Colonel Ernest Clive Atkins CB TD DL JP (13 February 1870 – 9 January 1953) was Battalion Commander of the 2/5th Leicestershire Regiment during World War I, High Sheriff of Leicestershire in 1931 and Chairman of the Leicestershire Territorial Association in 1938.

==Life==
Ernest Clive Atkins, the eldest son of Arthur Atkins of Middlefield, Hinckley, was born 13 February 1870. He was educated at Bedford Modern School between 1882 and 1886.

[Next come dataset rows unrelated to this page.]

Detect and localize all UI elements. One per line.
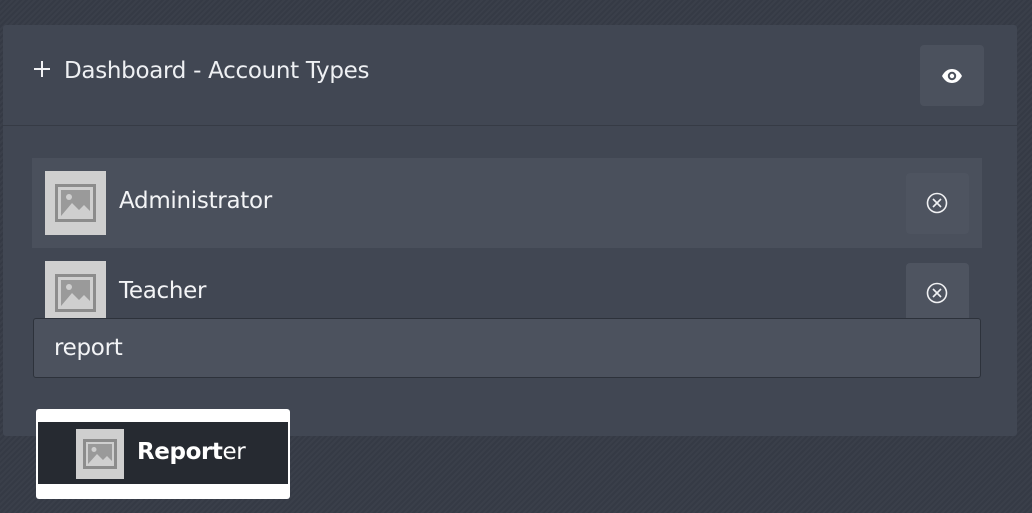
suggestion-rest-text: er — [222, 439, 246, 465]
selected-item-row: Administrator — [32, 158, 982, 248]
suggestion-label: Reporter — [137, 439, 246, 465]
panel-title: Dashboard - Account Types — [64, 58, 370, 84]
eye-icon — [942, 69, 962, 83]
toggle-visibility-button[interactable] — [920, 45, 984, 106]
item-label: Teacher — [119, 278, 207, 304]
remove-administrator-button[interactable] — [906, 173, 969, 234]
remove-teacher-button[interactable] — [906, 263, 969, 324]
item-label: Administrator — [119, 188, 272, 214]
suggestion-dropdown: Reporter — [36, 409, 290, 499]
suggestion-match-text: Report — [137, 439, 223, 465]
plus-icon[interactable] — [33, 60, 51, 78]
image-placeholder-icon — [76, 429, 124, 479]
suggestion-item-reporter[interactable]: Reporter — [38, 422, 288, 484]
image-placeholder-icon — [45, 171, 106, 235]
close-circle-icon — [926, 282, 948, 304]
image-placeholder-icon — [45, 261, 106, 325]
panel-header[interactable]: Dashboard - Account Types — [3, 25, 1017, 126]
search-input[interactable] — [33, 318, 981, 378]
close-circle-icon — [926, 192, 948, 214]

Atkins was commissioned as a 2nd Lieutenant in the 1st Volunteer Battalion, Leicestershire Regiment on 22 April 1892. He was made Captain in 1896, Major in 1903 and commanded the newly formed 4th Battalion as Lieutenant-Colonel until 1909. In 1914, as Lieutenant-Colonel, he raised and commanded the 2/5th Battalion from 1914 until 1917, including during the Easter Rising of 1916. After 1917, Atkins commanded battalions of the East Surrey Regiment and the Middlesex Regiment.

Atkins was a military member of the TA Association of Leicestershire from 1908, Vice-Chairman between 1934 and 1938 and chairman from 1938 for which he was made CB. In 1940, he was appointed first Honorary Colonel of the 2/5th Battalion of the Leicestershire Regiment.

Atkins was made a Deputy Lieutenant of Leicestershire in 1928, and High Sheriff of Leicestershire in 1931.

In 1900 Atkins married Agnes Pidcock, the daughter of Reverend Benjamin Pidock of Easton, Hampshire. They had three sons and one daughter. Atkins died on 9 January 1953.